With the gesneriads it is advisable to use whole leaves as cuttings and to plant them at an angle of forty-five degrees with their bases half an inch deep in sand, a mixture of sand and peatmoss, or vermiculite. If stock is scarce it is often possible to obtain more than one offspring from each leaf by cutting the main veins across on the undersides of the leaf at two or three places and then placing the leaf horizontally underside down on a bed of peatmoss or peatmoss and sand. Each cut will generate a new young bulb. The small bulbs formed from leaf cuttings of these plants do not develop leaves until after their first dormant period; the bulbs only are produced the season the cuttings are inserted.
Cuttings of lachenalias and hyacinths should each consist of the upper few inches of a leaf.
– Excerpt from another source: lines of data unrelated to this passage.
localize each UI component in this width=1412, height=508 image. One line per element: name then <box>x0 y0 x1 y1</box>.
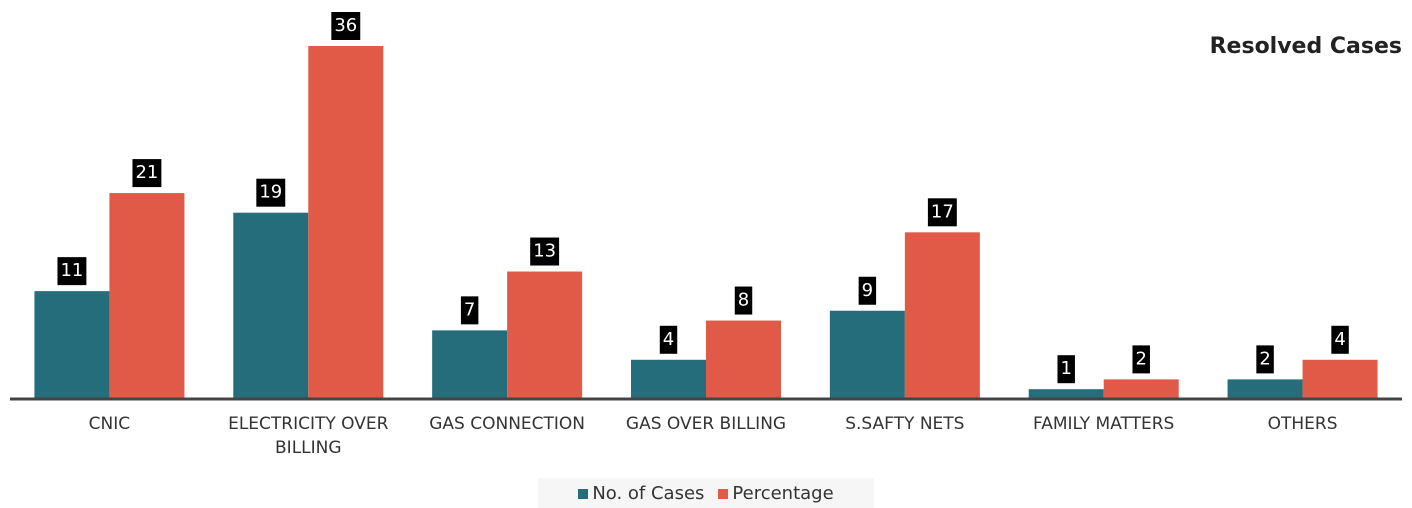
data-label-box <box>1256 345 1274 374</box>
data-label: 7 <box>460 296 479 325</box>
bar <box>904 232 980 399</box>
legend-item: No. of Cases <box>578 483 704 504</box>
x-tick-label: S.SAFTY NETS <box>845 414 965 434</box>
bar <box>233 212 309 399</box>
data-label: 4 <box>1331 325 1349 354</box>
data-label-text: 11 <box>60 260 83 281</box>
bar <box>1028 389 1104 399</box>
data-label-text: 9 <box>862 280 873 301</box>
data-label: 8 <box>734 286 753 315</box>
legend-label: Percentage <box>732 482 834 504</box>
data-label-box <box>659 325 678 354</box>
bar <box>1302 359 1378 399</box>
data-label-text: 13 <box>533 241 556 262</box>
legend: No. of Cases Percentage <box>538 478 874 508</box>
data-label-box <box>256 178 286 207</box>
data-label-box <box>57 257 87 286</box>
data-label-text: 21 <box>135 162 158 183</box>
chart-title: Resolved Cases <box>1209 34 1402 59</box>
data-label: 19 <box>256 178 286 207</box>
x-tick-label: OTHERS <box>1267 414 1338 434</box>
data-label-box <box>1057 355 1075 384</box>
bar <box>109 193 185 399</box>
data-label: 9 <box>858 276 877 305</box>
bar <box>507 271 583 399</box>
bar <box>308 46 384 399</box>
data-label: 1 <box>1057 355 1075 384</box>
bar <box>34 291 110 399</box>
data-label-box <box>331 12 361 40</box>
data-label: 4 <box>659 325 678 354</box>
bar <box>631 359 706 399</box>
data-label: 36 <box>331 12 361 40</box>
data-label-text: 4 <box>1334 329 1345 350</box>
bar <box>706 320 781 399</box>
bar <box>1227 379 1303 399</box>
bar <box>432 330 508 399</box>
data-label-text: 36 <box>334 15 357 36</box>
data-label-text: 8 <box>738 290 749 311</box>
data-label: 2 <box>1256 345 1274 374</box>
legend-item: Percentage <box>718 482 834 504</box>
data-label: 17 <box>927 198 957 227</box>
legend-swatch <box>718 488 729 499</box>
data-label: 21 <box>132 159 162 188</box>
legend-swatch <box>578 488 589 499</box>
data-label-text: 4 <box>663 329 674 350</box>
data-label: 2 <box>1132 345 1150 374</box>
x-tick-label: ELECTRICITY OVER BILLING <box>228 414 389 458</box>
data-label-box <box>1331 325 1349 354</box>
data-label-box <box>132 159 162 188</box>
data-label: 13 <box>530 237 560 266</box>
data-label-box <box>530 237 560 266</box>
data-label-box <box>460 296 479 325</box>
data-label-box <box>1132 345 1150 374</box>
x-tick-label: FAMILY MATTERS <box>1033 414 1175 434</box>
data-label-text: 19 <box>259 182 282 203</box>
legend-label: No. of Cases <box>592 482 705 504</box>
data-label-box <box>927 198 957 227</box>
x-tick-label: GAS CONNECTION <box>429 414 586 434</box>
data-label-text: 2 <box>1135 348 1146 369</box>
data-label: 11 <box>57 257 87 286</box>
bar <box>1103 379 1179 399</box>
x-tick-label: GAS OVER BILLING <box>625 414 787 434</box>
bar <box>829 310 905 399</box>
data-label-box <box>734 286 753 315</box>
data-label-text: 1 <box>1060 358 1071 379</box>
x-tick-label: CNIC <box>88 414 131 434</box>
data-label-text: 17 <box>931 201 954 222</box>
data-label-box <box>858 276 877 305</box>
data-label-text: 7 <box>464 299 475 320</box>
data-label-text: 2 <box>1259 348 1270 369</box>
The bottom of each cutting should be cut squarely across. The cuttings are then inserted half an inch deep in a sand bed.
In a sense scales are a type of leaf cutting, for scales are simply rudimentary leaves. It is in the propagation of lilies that they are chiefly employed, but fritillarias and other bulbs formed of scales that lap each other like shingles on a roof, can also be grown from scales. In this method parent bulbs are dug as soon as they are through blooming, the thick outer scales are pulled off entire, without breaking their bases, and are planted at once, before they have any chance to dry, in a bed of just-moist peatmoss and sand or in sandy soil in a cold frame or in flats that are kept in a cellar or other dry place until the young bulbs have formed. Excessive wetness will cause loss by rotting.
The new bulbs will have developed nicely in from six weeks to three months and those planted in flats may then be set out in well-drained beds outdoors at a depth of about two inches. When winter comes they should be mulched heavily, the mulch being removed with the coming of spring.